Fast forward to the end of the season. Again the head coach asked me to accompany our lone state qualifying diver so he wouldn't have to go both Friday night and all day Saturday. He told me what time warm-ups were, and Andrew and I agreed to meet at the school. We got to the location for the competition with plenty of time to spare. But when we walked in the building, it was eerily silent. We should have heard the sounds of warm-ups, divers splashing, shouts from coaches, fans milling around. Then we did hear a splash. Of a diver in competition.

The head coach had told me the wrong time. He had given me the time of competition, not for warm-ups. We had missed state championships. This kid was diving against the very same people he had beat at the beginning of the season, and he missed his chance for a state championship.

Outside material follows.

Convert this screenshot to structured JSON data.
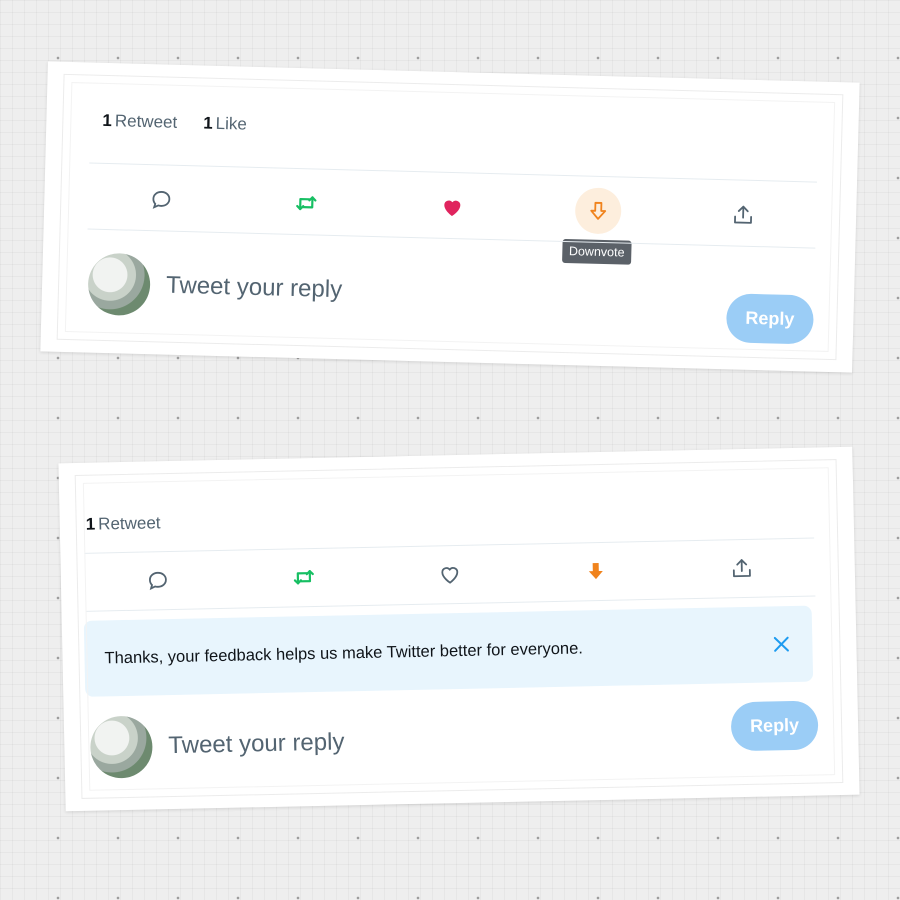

I was furious. I called the head coach (this was before cell phones) and told him what had happened. Then I said that HE needed to call Andrew's parents and inform them.

The final straw was at the end of my second year of coaching. The season was long over, and I had been on a field trip with my students. We got back before the end of the day, and I stopped in the office to check my mail. I spotted the head swim coach in a jacket and tie as he breezed through the office. I thought that was odd for a Friday afternoon, but he was a pretty odd fellow anyway, so I didn't think a lot of it. Then a woman came in the office whom I recognized as the mother of one of our swimmers.

She asked me, "Aren't you coming to the media center?"

I was puzzled. "Ummmm..... why?"

Seems her son was signing a scholarship that day to swim in college. The head coach had called all the swimmers the night before so they would be sure to be at the ceremony, but he neglected to call me. I was humiliated, but I went to the ceremony feeling all awkward and gross in my blue jeans and t-shirt. I waited until school was almost out before I officially resigned. Damn, it was painful giving up that $300 per year that I made as an assistant coach.

I didn't mind doing the grunt work. I didn't even mind staying up until 4:00 AM one night printing lane cards for the invitational meet we hosted. I didn't even mind recruiting Katydid to give up HER Saturday to help me with that chaotic swim meet.

But I did mind being treated like a nobody.